Cost-sharing is a particularly troubling idea for those populations enrolled in Medicare and Medicaid, including the elderly and disabled. Aren't you concerned that that the health of individuals with certain chronic illnesses included in the RAND Health Insurance Experiment was harmed by increased cost sharing? The RAND HIE did not include the elderly, but more recent work here http://papers.ssrn.com/sol3/papers.cfm?abstract_id=971606 has shown that increased cost sharing for Medicare beneficiaries can lead to adverse outcomes and doesn’t necessarily save taxpayers money.
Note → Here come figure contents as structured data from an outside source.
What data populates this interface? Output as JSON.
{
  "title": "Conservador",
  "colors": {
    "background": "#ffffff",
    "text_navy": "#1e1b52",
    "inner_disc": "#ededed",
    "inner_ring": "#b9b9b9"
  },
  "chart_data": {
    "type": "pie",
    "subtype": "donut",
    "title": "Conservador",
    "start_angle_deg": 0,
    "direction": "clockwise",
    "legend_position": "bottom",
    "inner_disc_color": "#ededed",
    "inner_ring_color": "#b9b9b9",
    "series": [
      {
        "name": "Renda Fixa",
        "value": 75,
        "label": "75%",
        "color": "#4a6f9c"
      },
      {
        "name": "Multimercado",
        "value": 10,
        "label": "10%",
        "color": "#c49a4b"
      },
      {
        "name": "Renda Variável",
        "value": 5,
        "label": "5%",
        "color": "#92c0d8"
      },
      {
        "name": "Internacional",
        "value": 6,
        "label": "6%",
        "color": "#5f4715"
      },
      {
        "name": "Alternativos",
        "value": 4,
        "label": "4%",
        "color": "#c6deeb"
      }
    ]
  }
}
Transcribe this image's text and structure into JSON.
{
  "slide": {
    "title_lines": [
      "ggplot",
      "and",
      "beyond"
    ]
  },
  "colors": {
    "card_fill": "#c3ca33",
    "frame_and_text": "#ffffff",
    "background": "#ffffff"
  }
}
Most of the marginal decisions you can make about health care (see the doctor, get this pill, etc.) are examples of preventative medicine that can often be highly cost-effective. Increased cost-sharing, even seniors and most health care costs are even sensitive to limited variations in price through cost-sharing, is most likely to affect these kinds of medical decisions which can have disastrous long-term health care cost impacts.

PL said...

Finally, much of the point of PPACA is to get providers, insurers, and consumers (i.e. patients) to all have the right incentives at making medical decisions. Do you remember the Duke example where the hospital actually lost money when they implemented best practices for heart (surgery/conditions?), improved the quality of care, but lessened the need for repeat customers and so lost the medical system money? This is the kind of currently-existing PPACA “market” which you hope will introduce significant cost-savings if we just let it run free.

Lastly, cost-sharing is designed to get people to be price-sensitive- aware of price because it’s an important market signal between firms and consumers- or in this case providers and insurers/patients. But the Duke example provides an instance where price isn’t a good signal of quality or outcomes or process going into the medicine. In health care price isn’t a very good signal of quality or anything really about the good of firm providing the good- it might be a bad thing to make consumers more aware of price.